Overview

A Study of Chemotherapy and Radiation Therapy Compared to Chemotherapy and Radiation Therapy Plus MEDI4736 (Durvalumab) Immunotherapy for Bladder Cancer Which Has Spread to the Lymph Nodes (The INSPIRE Study)

Status:
Recruiting
Trial end date:
2024-12-31
Target enrollment:
0
Participant gender:
All
Summary
This phase II trial studies the benefit of adding an immunotherapy drug called MEDI4736 (durvalumab) to standard chemotherapy and radiation therapy in treating bladder cancer which has spread to the lymph nodes. Drugs used in standard chemotherapy work in different ways to stop the growth of tumor cells, either by killing the cells, by stopping them from dividing, or by stopping them from spreading. Radiation therapy uses high-energy x-rays to kill tumor cells and shrink tumors. Immunotherapy with durvalumab may help the body's immune system attack the cancer and may interfere with the ability of tumor cells to grow and spread. Giving chemotherapy and radiation therapy with the addition of durvalumab may work better in helping tumors respond to treatment compared to chemotherapy and radiation therapy alone.
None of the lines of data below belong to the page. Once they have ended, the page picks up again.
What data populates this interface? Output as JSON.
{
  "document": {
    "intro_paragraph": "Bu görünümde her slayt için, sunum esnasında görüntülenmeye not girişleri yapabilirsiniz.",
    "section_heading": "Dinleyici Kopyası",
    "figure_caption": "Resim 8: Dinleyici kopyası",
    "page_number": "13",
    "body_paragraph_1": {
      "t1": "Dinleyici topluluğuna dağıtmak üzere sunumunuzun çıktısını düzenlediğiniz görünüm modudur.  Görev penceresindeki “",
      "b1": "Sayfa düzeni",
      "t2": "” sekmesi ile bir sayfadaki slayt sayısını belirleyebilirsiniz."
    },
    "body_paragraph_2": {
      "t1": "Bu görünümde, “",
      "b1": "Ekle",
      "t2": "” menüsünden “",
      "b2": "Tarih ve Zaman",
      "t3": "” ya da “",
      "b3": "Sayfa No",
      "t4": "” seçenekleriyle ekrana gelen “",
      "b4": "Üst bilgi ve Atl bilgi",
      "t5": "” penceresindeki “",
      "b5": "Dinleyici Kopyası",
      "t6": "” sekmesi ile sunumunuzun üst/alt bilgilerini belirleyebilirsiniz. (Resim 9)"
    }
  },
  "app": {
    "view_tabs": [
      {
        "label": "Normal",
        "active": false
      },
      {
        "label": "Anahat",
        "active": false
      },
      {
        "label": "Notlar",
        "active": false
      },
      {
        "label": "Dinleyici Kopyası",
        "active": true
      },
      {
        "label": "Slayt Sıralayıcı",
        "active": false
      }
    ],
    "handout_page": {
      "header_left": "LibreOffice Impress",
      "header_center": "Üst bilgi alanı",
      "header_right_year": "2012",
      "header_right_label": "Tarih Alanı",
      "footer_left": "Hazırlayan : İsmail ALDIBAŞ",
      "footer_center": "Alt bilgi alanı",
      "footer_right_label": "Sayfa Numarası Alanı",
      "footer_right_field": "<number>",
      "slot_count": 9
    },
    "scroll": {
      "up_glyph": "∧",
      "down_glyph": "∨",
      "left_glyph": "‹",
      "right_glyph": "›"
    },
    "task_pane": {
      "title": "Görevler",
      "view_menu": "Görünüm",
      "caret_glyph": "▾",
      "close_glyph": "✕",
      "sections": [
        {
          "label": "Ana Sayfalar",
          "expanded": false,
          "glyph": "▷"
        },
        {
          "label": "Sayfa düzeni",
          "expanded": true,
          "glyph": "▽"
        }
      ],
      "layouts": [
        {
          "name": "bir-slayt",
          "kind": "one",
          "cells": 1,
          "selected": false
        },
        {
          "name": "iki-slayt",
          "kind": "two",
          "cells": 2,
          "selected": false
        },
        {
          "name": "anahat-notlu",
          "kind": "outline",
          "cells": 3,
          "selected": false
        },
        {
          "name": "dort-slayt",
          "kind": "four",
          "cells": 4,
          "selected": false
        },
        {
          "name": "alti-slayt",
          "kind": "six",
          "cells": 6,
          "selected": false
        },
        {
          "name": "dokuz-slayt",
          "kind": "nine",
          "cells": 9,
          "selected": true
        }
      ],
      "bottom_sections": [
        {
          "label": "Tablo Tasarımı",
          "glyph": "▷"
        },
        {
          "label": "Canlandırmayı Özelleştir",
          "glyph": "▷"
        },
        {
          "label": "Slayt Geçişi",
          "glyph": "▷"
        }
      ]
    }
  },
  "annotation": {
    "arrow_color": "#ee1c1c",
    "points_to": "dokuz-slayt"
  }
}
Patients with limited regional lymph node involvement may benefit from attempt at bladder preservation, and use of immunotherapy and systemic chemotherapy.
Phase:
Phase 2
Accepts Healthy Volunteers?
No
Details
Lead Sponsor:
National Cancer Institute (NCI)
Treatments:
Antibodies, Monoclonal
Carboplatin
Cisplatin
Doxorubicin
Durvalumab
Fluorouracil
Gemcitabine
Immunoglobulin G
Immunoglobulins
Liposomal doxorubicin
Methotrexate
Mitomycin
Mitomycins
Vinblastine
Criteria
Inclusion Criteria:

- Step 1 (Registration) Inclusion

- Patient must have an Eastern Cooperative Oncology Group (ECOG) performance status of
0-2 at the time of registration

- Patient must have histologically proven pure or mixed urothelial cancer of the bladder

- NOTE: Small cell carcinoma is excluded, however other variant histologies are
permitted provided a component of urothelial carcinoma is present

- Prior to receiving any induction chemotherapy, patient must have documented
node-positive and non-metastatic disease (any T, any N, M0)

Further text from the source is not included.